Chelsea Clinton inspired a lot more ‘Chelseas’ than Malia Obama has inspired ‘Malias’
I will be perfectly honest: The reason I started wondering how often presidents' childrens' names become popular is because I was imagining the kids at school making fun of Malia Obama for her mother's turnip joke. And then I wondered if there were other kids named Malia at the school. And then I wondered how often people were inspired to name their children after kids in the First Family.
Happily, that's easy to check. The Social Security Administration provides datasets of the number of newly registered children each year with any given first name. (It's how I know that "Philip," the proper spelling of Philip, suddenly became less popular than "Phillip," the incorrect spelling, around 1960. But that's an aside.)
Scanning a list of the names of presidents' children, I picked out names that were relatively unique and identified the year at which the father of each rose to national attention -- usually the year prior to running for president. And then I plotted the results.
"Sasha" (short for Natasha) saw a little spike in 2009 (the blue line at the bottom of that graph), but "Malia" actually spiked a little more, climbing from a few hundred kids in 1997 to almost 1,700 in 2009. Several names saw long downward slides over the course of their fathers' presidencies: Anna (FDR's daughter) and Patricia (Nixon's) among them. But two names stand out here: Amy, as in Amy Carter, and Chelsea, as in you-know-who.

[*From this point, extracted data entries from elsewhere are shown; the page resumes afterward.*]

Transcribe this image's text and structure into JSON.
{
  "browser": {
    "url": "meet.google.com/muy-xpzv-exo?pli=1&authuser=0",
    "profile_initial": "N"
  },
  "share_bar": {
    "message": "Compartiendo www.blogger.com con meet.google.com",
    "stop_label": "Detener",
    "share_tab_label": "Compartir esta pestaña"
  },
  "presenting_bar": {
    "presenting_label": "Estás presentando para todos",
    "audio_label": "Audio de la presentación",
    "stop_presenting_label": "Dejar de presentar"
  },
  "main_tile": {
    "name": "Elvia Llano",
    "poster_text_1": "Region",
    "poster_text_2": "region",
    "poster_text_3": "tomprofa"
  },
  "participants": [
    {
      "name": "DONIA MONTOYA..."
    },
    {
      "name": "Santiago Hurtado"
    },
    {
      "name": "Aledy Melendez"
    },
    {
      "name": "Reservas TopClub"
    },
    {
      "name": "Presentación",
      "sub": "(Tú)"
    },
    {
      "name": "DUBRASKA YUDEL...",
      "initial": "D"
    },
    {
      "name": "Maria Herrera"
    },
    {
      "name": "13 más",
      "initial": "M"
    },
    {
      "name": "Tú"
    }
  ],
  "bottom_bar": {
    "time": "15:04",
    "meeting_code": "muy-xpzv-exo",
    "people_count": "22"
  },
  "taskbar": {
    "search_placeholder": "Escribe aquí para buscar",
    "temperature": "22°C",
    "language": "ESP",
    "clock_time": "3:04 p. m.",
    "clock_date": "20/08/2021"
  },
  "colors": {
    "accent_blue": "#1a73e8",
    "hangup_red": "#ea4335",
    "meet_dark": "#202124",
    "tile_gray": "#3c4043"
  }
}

A quick aside on Patricia Nixon. The graph above doesn't really do her name justice, since saying Nixon gained national attention in 1967 ignores his hard-fought 1960 presidential race and, of course, his tenure as vice president under Eisenhower. If you isolate the Nixon girls, the graph looks like this.

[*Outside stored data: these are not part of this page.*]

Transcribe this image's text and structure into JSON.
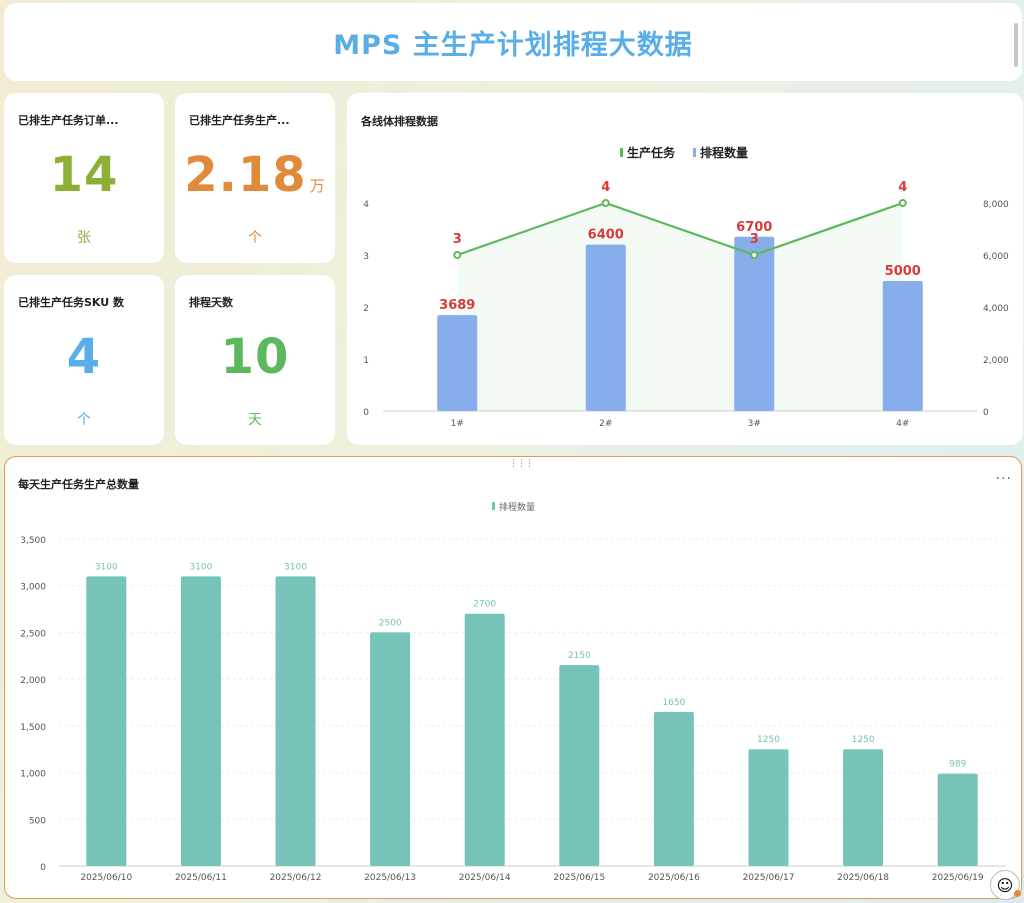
{
  "header": {
    "title": "MPS 主生产计划排程大数据"
  },
  "kpis": [
    {
      "label": "已排生产任务订单...",
      "value": "14",
      "suffix": "",
      "unit": "张",
      "color": "#8cb035"
    },
    {
      "label": "已排生产任务生产...",
      "value": "2.18",
      "suffix": "万",
      "unit": "个",
      "color": "#e08a3c"
    },
    {
      "label": "已排生产任务SKU 数",
      "value": "4",
      "suffix": "",
      "unit": "个",
      "color": "#5aaee8"
    },
    {
      "label": "排程天数",
      "value": "10",
      "suffix": "",
      "unit": "天",
      "color": "#5cb85c"
    }
  ],
  "line_chart_title": "各线体排程数据",
  "daily_chart_title": "每天生产任务生产总数量",
  "colors": {
    "line": "#5cb85c",
    "bar_blue": "#87aeea",
    "bar_teal": "#76c3b9",
    "label_red": "#d93a3a",
    "border_orange": "#e49a4b"
  },
  "chart_data": [
    {
      "type": "bar",
      "title": "各线体排程数据",
      "categories": [
        "1#",
        "2#",
        "3#",
        "4#"
      ],
      "series": [
        {
          "name": "生产任务",
          "type": "line",
          "axis": "left",
          "values": [
            3,
            4,
            3,
            4
          ]
        },
        {
          "name": "排程数量",
          "type": "bar",
          "axis": "right",
          "values": [
            3689,
            6400,
            6700,
            5000
          ]
        }
      ],
      "y_left": {
        "ticks": [
          "0",
          "1",
          "2",
          "3",
          "4"
        ],
        "range": [
          0,
          4
        ]
      },
      "y_right": {
        "ticks": [
          "0",
          "2,000",
          "4,000",
          "6,000",
          "8,000"
        ],
        "range": [
          0,
          8000
        ]
      },
      "legend": "top-center"
    },
    {
      "type": "bar",
      "title": "每天生产任务生产总数量",
      "categories": [
        "2025/06/10",
        "2025/06/11",
        "2025/06/12",
        "2025/06/13",
        "2025/06/14",
        "2025/06/15",
        "2025/06/16",
        "2025/06/17",
        "2025/06/18",
        "2025/06/19"
      ],
      "series": [
        {
          "name": "排程数量",
          "values": [
            3100,
            3100,
            3100,
            2500,
            2700,
            2150,
            1650,
            1250,
            1250,
            989
          ]
        }
      ],
      "y": {
        "ticks": [
          "0",
          "500",
          "1,000",
          "1,500",
          "2,000",
          "2,500",
          "3,000",
          "3,500"
        ],
        "range": [
          0,
          3500
        ]
      },
      "legend": "top-center"
    }
  ]
}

Bad timing for Patricia. Back to the overall popularity.
So let's say that Amy and Chelsea are the two names that spiked the most dramatically when their fathers became nationally famous. That's true, but it's also a bit misleading. After all, Amy was already a pretty popular name. Chelsea, on the other hand, rose out of nowhere.
So we took each name and figured out how much larger it was each year than the overall minimum count. So if in one year 200 kids were named, say, "Kermit," and the next year 400 kids were, that's a 100 percent increase. But "Amy" going from 20,000 to 22,000 is only a 10 percent jump.
When we look at the numbers that way, Chelsea stands out.
And so do two of Teddy Roosevelt's kids: the aforementioned Kermit and Quentin. In 1899, fewer than five kids were named Kermit. By the time Teddy left office, over 100 were. That's not a lot of Kermits, but it's a big increase.
So we feel pretty comfortable awarding Chelsea Clinton the title of "first child's name that most heavily inspired other childrens' names."
And in case you're curious, Chelsea's new daughter, Charlotte, already has one of the trendiest names around, climbing from about 1,000 kids with that name when Clinton's father left office to probably over 10,000 this year. Meaning that when Bill Clinton dances with a root vegetable as First Husband, there will be plenty of other Charlottes around to make fun of her.